A spoon in the microwave: Dangerous or not?

There are many rumors surrounding the question of what happens with a spoon in the microwave. Mostly it's about whether a cup or a soup bowl with a spoon inside it can be placed in the microwave. Physically, it explains relatively simply what is triggered by the spoon and what is not.

Metal only specifically in the microwave

When using a microwave, the tendency should be kept not to set all metallic as possible. This applies to both dishes and metal cups as well as cutlery. Metal always reacts to the radiation and in the worst case can be disturbing or even risky.

In the basic principle, the electromagnetic pulses in the microwave cause molecules to vibrate. All liquid constituents of a food and a drink, in particular the water contained, heat up. Metallic objects also heat up in a lesser but more consistent way through molecular motion and, in addition, through derivative function.

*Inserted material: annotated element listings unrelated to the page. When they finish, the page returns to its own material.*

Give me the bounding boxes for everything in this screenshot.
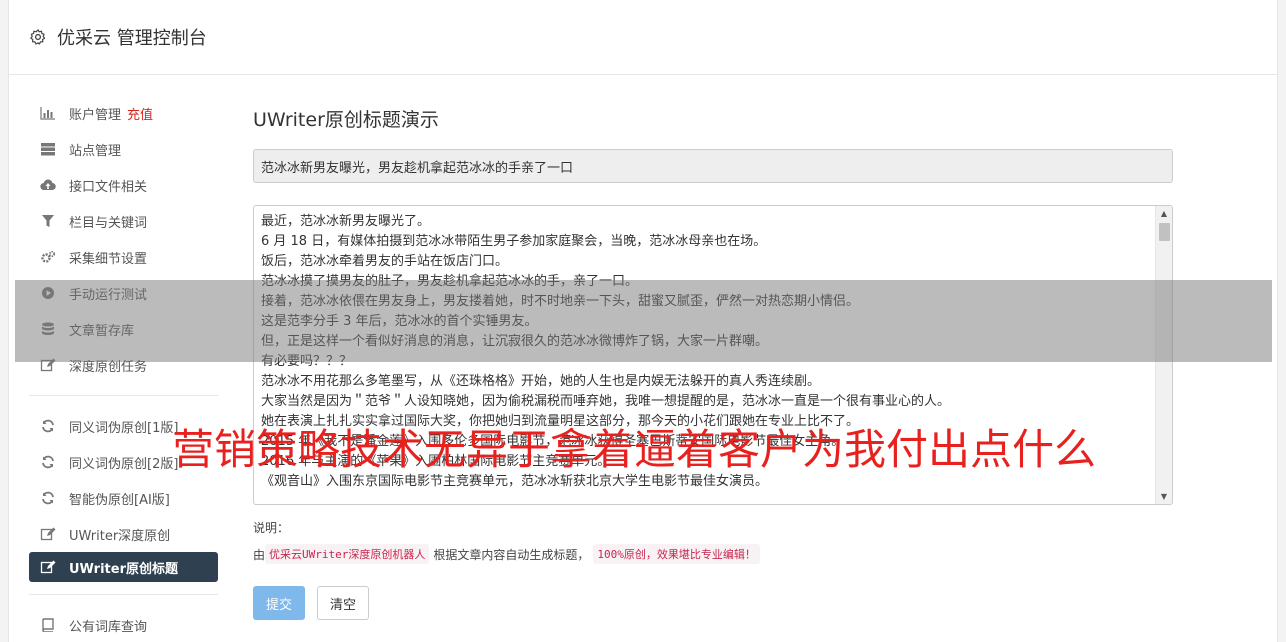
refresh-icon	[39, 419, 57, 433]
main-panel: UWriter原创标题演示 最近，范冰冰新男友曝光了。 6 月 18 日，有媒体拍…	[253, 105, 1173, 620]
page-title: UWriter原创标题演示	[253, 109, 439, 131]
content-line: 大家当然是因为＂范爷＂人设知晓她，因为偷税漏税而唾弃她，我唯一想提醒的是，范冰冰…	[261, 394, 951, 409]
scroll-down-icon[interactable]: ▼	[1156, 489, 1172, 504]
sidebar-item-label: 智能伪原创[AI版]	[69, 492, 170, 508]
sidebar-item-label: 接口文件相关	[69, 179, 148, 195]
recharge-link[interactable]: 充值	[127, 104, 153, 123]
sidebar-item-label: UWriter原创标题	[69, 561, 178, 577]
sidebar-item-uwriter-title[interactable]: UWriter原创标题	[29, 552, 218, 582]
sidebar-item-label: 账户管理	[69, 107, 122, 123]
sidebar-item-uwriter-deep[interactable]: UWriter深度原创	[29, 516, 218, 552]
submit-button[interactable]: 提交	[253, 586, 306, 620]
note-label: 说明：	[253, 521, 290, 535]
note-prefix: 由	[253, 547, 266, 562]
refresh-icon	[39, 491, 57, 505]
edit-icon	[39, 527, 57, 541]
cloud-upload-icon	[39, 178, 57, 192]
generated-title-field[interactable]	[253, 149, 1173, 183]
sidebar-item-label: 站点管理	[69, 143, 122, 159]
clear-button[interactable]: 清空	[317, 586, 370, 620]
original-claim-code: 100%原创，效果堪比专业编辑！	[593, 544, 760, 564]
refresh-icon	[39, 455, 57, 469]
form-actions: 提交 清空	[253, 586, 1173, 620]
server-icon	[39, 142, 57, 156]
scroll-up-icon[interactable]: ▲	[1156, 206, 1172, 221]
robot-name-code: 优采云UWriter深度原创机器人	[265, 544, 430, 564]
sidebar-item-columns[interactable]: 栏目与关键词	[29, 203, 218, 239]
gear-icon	[29, 28, 47, 46]
sidebar-item-interface[interactable]: 接口文件相关	[29, 167, 218, 203]
filter-icon	[39, 214, 57, 228]
bar-chart-icon	[39, 106, 57, 120]
book-icon	[39, 618, 57, 632]
sidebar-item-label: 同义词伪原创[2版]	[69, 456, 179, 472]
sidebar-item-label: 采集细节设置	[69, 251, 148, 267]
note-text: 由 优采云UWriter深度原创机器人 根据文章内容自动生成标题， 100%原创…	[253, 544, 1173, 564]
edit-icon	[39, 560, 57, 574]
content-line: 范冰冰不用花那么多笔墨写，从《还珠格格》开始，她的人生也是内娱无法躲开的真人秀连…	[261, 374, 821, 389]
sidebar-item-public-lexicon[interactable]: 公有词库查询	[29, 607, 218, 642]
sidebar-nav: 账户管理 充值 站点管理 接口文件相关 栏目与关键词 采集细节设置 手动运行测试…	[29, 95, 218, 642]
sidebar-divider	[29, 594, 218, 595]
sidebar-item-label: 同义词伪原创[1版]	[69, 420, 179, 436]
gray-overlay-band	[15, 280, 1272, 362]
overlay-caption: 营销策略技术无异于拿着逼着客户为我付出点什么	[172, 425, 1097, 474]
scroll-thumb[interactable]	[1159, 223, 1170, 241]
note-middle: 根据文章内容自动生成标题，	[433, 547, 590, 562]
sidebar-item-collect-settings[interactable]: 采集细节设置	[29, 239, 218, 275]
sidebar-item-label: 公有词库查询	[69, 619, 148, 635]
sidebar-item-account[interactable]: 账户管理 充值	[29, 95, 218, 131]
sidebar-item-label: UWriter深度原创	[69, 528, 171, 544]
content-line: 最近，范冰冰新男友曝光了。	[261, 214, 431, 229]
content-line: 饭后，范冰冰牵着男友的手站在饭店门口。	[261, 254, 509, 269]
sidebar-divider	[29, 395, 218, 396]
app-title: 优采云 管理控制台	[57, 28, 207, 49]
sidebar-item-label: 栏目与关键词	[69, 215, 148, 231]
content-line: 6 月 18 日，有媒体拍摄到范冰冰带陌生男子参加家庭聚会，当晚，范冰冰母亲也在…	[261, 234, 767, 249]
gears-icon	[39, 250, 57, 264]
app-header: 优采云 管理控制台	[9, 0, 1277, 75]
sidebar-item-ai-rewrite[interactable]: 智能伪原创[AI版]	[29, 480, 218, 516]
sidebar-item-sites[interactable]: 站点管理	[29, 131, 218, 167]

Heat distribution and discharge fountains

The classic example of cutlery in the microwave is the teaspoon in the beverage cup. It helps prevent a physical effect that carries the risk of burns. After the heating process, it is possible that when removing the cup hot and splashing fountains arise. A spoon prevents this compensation of uneven heating.

The set or inserted in the cup or bowl spoons takes over the simplified function of a heat spreader and heating distributor. During the process, it heats up more than the liquid that surrounds it. Therefore, care should be taken when removing. The splashing fountains, physically referred to as bumping, are prevented.

Electromagnetic properties and effects

In addition to molecular motion, the microwave also generates so-called electrical eddy currents. They generate flowing voltage, which not only has a heating effect, but can also lead to specific sparking.

If two metallic materials are only a few centimeters apart, these sparks can roll over. This also applies to the distance between the interior wall of the microwave and the cutlery. Flashovers cause fire and cocaine.

Tips & Tricks

Always keep the maximum distance between the cutlery and the housing. Unlike a "blunt" spoon, sparking increases when metals with sharp shapes such as forks or knives are in the microwave.

Video Board: What happens to METAL in a MICROWAVE?